Compatibility matrix
PHP versions
| Version | Status | Notes |
|---|---|---|
| 8.3 | ✅ supported | Security-only upstream through end of 2026. |
| 8.4 | ✅ supported | Active support. |
| 8.5 | ✅ supported | Current release. |
| 8.2 and earlier | ❌ not supported | composer.json declares php: ^8.3. |
Every released binary is built against a specific PHP minor. A binary built for PHP 8.4 will not load into PHP 8.5 or 8.3. PIE handles this automatically (it picks the right tarball); manual installs need to match versions explicitly.
Operating systems
| Platform | Status | Notes |
|---|---|---|
| macOS arm64 | ✅ supported | Apple Silicon. Tested on macOS 14+. |
| macOS x86_64 | ⚠️ not in release matrix | Builds from source. We don’t ship binaries. |
| Linux x86_64 (glibc) | ✅ supported | Ubuntu 22.04+, Debian 12+, RHEL 9+. Most modern distros. |
| Linux arm64 (glibc) | ✅ supported | Ubuntu 24.04 arm64, Debian 12 arm64, AWS Graviton. |
| Linux musl (Alpine) | ⚠️ builds from source | .cargo/config.toml has the right crt-static opt-out; no released binary. |
| FreeBSD / OpenBSD | ⚠️ builds from source | Untested but should work; the build script handles non-Linux non-macOS as Linux. |
| Windows | ❌ excluded | os-families-exclude: ["windows"] in composer.json. Out of scope for v0.1. |
Threading
ext-infer is thread-safe by design — the LlamaBackend
singleton is guarded by a Sync mutex, the underlying LlamaModel’s
weights are read-only after load (llama.cpp explicitly supports many
contexts on one model), and each chat() / raw() / embed() call
builds its own per-call LlamaContext. Two threads calling
Model::chat() concurrently on the same handle is the supported,
intended shape.
| PHP build | Status | Notes |
|---|---|---|
| NTS | ✅ supported, the default | What every release binary targets today. |
| ZTS | ✅ supported (support-zts: true in composer.json) | Not yet exercised in CI. See Threading & ZTS. |
Acceleration backends
| Backend | Status | Notes |
|---|---|---|
| CPU (default) | ✅ supported, the default | Portable, no hardware requirements. |
| Apple Metal | ⚠️ opt-in via cargo feature | make release FEATURES=metal.
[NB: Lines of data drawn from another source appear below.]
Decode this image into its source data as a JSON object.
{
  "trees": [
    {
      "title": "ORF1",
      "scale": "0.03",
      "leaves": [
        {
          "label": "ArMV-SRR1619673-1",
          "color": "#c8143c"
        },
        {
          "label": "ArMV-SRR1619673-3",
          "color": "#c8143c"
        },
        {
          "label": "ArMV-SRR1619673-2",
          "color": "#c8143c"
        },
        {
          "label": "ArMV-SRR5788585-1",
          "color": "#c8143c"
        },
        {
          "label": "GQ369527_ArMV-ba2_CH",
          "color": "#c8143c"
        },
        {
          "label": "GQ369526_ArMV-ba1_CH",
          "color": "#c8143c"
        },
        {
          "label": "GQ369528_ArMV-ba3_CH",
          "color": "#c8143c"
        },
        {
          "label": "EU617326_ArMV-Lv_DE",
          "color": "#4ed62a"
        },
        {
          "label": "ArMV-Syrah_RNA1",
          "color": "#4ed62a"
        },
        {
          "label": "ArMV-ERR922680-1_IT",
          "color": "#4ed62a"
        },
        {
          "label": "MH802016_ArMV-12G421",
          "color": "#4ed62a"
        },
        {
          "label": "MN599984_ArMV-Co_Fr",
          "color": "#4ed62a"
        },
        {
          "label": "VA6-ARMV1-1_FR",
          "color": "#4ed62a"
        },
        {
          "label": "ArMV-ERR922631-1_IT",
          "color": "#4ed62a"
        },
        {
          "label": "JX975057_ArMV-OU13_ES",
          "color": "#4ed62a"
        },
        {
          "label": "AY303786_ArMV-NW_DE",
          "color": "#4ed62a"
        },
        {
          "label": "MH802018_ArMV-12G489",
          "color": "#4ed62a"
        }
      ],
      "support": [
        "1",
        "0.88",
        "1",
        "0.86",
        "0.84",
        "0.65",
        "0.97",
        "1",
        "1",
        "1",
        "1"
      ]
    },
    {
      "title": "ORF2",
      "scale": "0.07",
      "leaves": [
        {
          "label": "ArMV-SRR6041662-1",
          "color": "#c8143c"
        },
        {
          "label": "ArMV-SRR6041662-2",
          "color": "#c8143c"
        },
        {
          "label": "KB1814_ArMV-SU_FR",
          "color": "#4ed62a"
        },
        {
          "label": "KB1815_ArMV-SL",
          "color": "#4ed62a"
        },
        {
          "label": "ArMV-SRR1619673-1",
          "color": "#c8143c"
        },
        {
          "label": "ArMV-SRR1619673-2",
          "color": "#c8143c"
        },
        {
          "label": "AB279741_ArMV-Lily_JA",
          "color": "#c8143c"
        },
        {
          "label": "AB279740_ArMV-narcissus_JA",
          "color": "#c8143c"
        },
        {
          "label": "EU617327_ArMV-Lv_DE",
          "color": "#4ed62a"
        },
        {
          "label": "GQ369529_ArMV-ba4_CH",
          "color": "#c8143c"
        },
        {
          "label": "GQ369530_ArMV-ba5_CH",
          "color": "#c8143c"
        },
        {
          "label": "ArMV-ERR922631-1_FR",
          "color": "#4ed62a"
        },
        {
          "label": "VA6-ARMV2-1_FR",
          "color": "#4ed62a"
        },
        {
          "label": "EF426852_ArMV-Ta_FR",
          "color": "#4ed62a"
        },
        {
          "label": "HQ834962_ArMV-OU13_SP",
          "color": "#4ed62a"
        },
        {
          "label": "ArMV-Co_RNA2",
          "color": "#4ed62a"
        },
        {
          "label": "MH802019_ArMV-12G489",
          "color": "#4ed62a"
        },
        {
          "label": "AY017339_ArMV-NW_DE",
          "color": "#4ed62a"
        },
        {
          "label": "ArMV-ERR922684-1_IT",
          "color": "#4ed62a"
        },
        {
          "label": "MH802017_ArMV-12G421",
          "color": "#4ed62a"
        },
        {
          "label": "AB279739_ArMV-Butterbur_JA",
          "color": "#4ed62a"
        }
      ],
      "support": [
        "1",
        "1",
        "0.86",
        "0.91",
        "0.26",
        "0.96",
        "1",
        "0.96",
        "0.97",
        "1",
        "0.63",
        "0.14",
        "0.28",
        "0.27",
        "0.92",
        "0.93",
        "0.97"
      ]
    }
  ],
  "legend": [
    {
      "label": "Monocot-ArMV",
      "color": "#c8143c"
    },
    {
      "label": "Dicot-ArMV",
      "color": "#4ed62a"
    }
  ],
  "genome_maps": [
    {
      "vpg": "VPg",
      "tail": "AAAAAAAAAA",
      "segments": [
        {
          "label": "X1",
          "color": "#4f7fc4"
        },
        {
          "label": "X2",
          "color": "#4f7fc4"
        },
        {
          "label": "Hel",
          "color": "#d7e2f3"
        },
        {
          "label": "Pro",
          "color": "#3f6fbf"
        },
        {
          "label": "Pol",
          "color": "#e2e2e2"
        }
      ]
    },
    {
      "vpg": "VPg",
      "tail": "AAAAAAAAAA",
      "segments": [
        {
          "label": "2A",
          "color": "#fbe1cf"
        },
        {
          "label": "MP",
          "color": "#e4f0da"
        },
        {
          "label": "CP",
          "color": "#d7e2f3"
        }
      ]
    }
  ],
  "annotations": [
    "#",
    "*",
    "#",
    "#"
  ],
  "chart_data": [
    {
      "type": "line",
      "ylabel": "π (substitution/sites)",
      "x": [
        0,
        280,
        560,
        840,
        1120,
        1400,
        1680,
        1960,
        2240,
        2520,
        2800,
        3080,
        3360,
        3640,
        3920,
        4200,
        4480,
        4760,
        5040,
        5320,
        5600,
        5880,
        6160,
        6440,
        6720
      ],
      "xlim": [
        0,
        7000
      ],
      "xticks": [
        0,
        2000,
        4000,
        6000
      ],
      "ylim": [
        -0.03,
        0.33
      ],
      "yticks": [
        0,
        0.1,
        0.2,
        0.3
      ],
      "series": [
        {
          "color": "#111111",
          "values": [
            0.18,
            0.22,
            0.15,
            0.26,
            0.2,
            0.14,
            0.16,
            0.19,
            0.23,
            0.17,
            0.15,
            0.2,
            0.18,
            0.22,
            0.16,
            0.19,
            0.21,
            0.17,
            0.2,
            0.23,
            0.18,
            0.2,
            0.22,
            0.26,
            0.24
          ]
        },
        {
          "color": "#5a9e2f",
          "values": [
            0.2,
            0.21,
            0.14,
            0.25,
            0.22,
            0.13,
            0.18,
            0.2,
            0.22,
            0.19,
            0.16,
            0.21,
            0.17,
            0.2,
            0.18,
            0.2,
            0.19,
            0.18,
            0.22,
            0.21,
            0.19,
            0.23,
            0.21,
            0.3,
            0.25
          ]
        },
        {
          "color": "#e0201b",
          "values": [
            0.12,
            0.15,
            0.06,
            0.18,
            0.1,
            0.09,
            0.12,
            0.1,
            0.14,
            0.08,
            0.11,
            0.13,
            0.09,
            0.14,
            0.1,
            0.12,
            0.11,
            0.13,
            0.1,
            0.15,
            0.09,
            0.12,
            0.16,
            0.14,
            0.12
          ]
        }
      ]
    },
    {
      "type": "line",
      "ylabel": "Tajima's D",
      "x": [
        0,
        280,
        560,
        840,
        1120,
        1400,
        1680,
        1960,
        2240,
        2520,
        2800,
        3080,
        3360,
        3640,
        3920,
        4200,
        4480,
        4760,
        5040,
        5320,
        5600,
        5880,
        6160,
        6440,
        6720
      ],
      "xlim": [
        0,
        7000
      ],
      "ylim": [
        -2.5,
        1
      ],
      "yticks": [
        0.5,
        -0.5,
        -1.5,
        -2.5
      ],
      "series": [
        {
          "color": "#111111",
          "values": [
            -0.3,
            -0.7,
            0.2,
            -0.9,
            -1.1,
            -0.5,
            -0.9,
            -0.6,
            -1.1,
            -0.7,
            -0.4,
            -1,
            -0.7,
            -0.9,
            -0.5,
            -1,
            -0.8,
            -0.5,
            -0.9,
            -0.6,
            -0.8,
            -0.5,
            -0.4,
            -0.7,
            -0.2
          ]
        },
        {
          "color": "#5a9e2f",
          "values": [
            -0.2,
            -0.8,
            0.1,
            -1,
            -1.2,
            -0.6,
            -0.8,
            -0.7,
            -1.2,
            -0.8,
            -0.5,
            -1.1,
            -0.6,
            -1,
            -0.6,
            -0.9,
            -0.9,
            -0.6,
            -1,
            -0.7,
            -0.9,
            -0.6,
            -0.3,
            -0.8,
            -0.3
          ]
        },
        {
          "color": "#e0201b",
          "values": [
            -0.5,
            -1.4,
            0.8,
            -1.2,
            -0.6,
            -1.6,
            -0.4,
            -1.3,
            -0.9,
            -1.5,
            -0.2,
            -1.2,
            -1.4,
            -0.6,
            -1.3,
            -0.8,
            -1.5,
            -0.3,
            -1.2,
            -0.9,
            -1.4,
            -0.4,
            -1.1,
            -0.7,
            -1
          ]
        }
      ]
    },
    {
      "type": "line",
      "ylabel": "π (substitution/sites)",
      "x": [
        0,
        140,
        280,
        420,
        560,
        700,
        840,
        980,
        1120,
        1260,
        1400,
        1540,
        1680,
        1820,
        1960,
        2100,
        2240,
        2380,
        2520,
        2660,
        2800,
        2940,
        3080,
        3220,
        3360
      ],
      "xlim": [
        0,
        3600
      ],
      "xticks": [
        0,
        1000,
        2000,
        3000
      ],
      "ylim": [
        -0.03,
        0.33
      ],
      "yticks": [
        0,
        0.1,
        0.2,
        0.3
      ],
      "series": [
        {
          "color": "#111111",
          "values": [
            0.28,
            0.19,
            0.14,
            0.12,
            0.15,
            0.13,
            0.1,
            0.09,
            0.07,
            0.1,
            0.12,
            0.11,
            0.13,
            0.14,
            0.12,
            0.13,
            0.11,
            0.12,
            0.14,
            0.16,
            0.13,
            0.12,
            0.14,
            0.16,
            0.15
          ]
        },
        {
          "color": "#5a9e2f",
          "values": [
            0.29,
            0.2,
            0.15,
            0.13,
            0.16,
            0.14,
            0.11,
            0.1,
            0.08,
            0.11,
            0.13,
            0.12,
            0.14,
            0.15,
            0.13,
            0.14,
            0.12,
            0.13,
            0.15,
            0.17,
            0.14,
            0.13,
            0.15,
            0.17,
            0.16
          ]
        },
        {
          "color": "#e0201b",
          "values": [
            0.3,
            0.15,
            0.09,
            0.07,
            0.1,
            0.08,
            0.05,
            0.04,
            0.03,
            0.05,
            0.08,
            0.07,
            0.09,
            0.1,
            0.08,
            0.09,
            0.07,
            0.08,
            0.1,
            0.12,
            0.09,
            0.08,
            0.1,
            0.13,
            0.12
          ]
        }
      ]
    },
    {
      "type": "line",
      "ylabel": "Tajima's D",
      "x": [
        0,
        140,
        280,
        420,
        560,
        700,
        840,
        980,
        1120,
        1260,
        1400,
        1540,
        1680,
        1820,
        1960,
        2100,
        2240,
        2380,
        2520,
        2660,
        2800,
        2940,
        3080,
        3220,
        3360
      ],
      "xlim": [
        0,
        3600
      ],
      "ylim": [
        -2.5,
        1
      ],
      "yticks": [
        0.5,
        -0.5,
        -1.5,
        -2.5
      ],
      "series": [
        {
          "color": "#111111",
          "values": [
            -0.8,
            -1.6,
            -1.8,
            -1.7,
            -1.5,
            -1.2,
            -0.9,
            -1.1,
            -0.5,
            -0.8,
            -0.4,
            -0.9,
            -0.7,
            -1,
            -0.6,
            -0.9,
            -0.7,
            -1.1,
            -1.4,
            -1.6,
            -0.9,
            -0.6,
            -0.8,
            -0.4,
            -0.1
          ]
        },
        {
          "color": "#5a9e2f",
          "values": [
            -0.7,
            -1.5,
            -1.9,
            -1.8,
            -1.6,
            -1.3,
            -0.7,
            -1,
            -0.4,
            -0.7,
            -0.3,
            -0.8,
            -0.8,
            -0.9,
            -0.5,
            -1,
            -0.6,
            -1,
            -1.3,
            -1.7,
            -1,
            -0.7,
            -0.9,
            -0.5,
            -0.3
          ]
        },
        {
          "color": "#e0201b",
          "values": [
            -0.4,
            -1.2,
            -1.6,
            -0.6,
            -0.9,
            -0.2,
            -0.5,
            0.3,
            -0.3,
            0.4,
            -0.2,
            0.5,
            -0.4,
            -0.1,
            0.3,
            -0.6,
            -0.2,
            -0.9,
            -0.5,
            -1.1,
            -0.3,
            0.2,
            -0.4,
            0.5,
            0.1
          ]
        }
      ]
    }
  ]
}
See Apple Metal. |
| CUDA (NVIDIA GPU) | ❌ not yet | llama-cpp-2 supports it via a cargo feature; we haven’t exposed or tested it. |
| ROCm / Vulkan | ❌ not yet | Same — supported upstream, not surfaced. |
If you want CUDA or other GPU acceleration sooner rather than later, open an issue describing your use case — surfacing the feature is small work; testing it across the GPU landscape is the hard part.
Tested model families
What the maintainers have actually exercised end-to-end. Other GGUF-supported families almost certainly work; this is the “we’ve seen it produce sensible output” list.
| Family | Used for |
|---|---|
| Qwen3 (Instruct) | Chat completions, reasoning splitting. |
| Qwen3-Embedding | Embeddings, cosine similarity. |
| Llama 3 / 3.1 / 3.2 | Chat completions. No reasoning. |
| Mistral | Chat completions. |
| BGE / E5 / GTE | Embeddings. |
Versioning policy
- Pre-1.0 (
0.x.y), breaking changes happen between minors (0.1.x→0.2.x), not patches. - Once
v1.0.0ships, the class / method / argument surface is frozen. New features land additively; behavioral changes that affect existing callers wait for the next major. - See
RELEASE.mdfor the cut-a-release flow.
Reporting compatibility issues
If you hit a “should work but doesn’t” combination on this matrix, the issue template asks for:
- PHP version (
php --version) - OS / arch (
uname -a) - libc (Linux:
ldd --version | head -1) - ZTS or NTS (
php -i | grep 'Thread Safety') - Whether the extension was installed via PIE,
make install, or loaded with-d extension=…
Three of those four are usually enough to triage.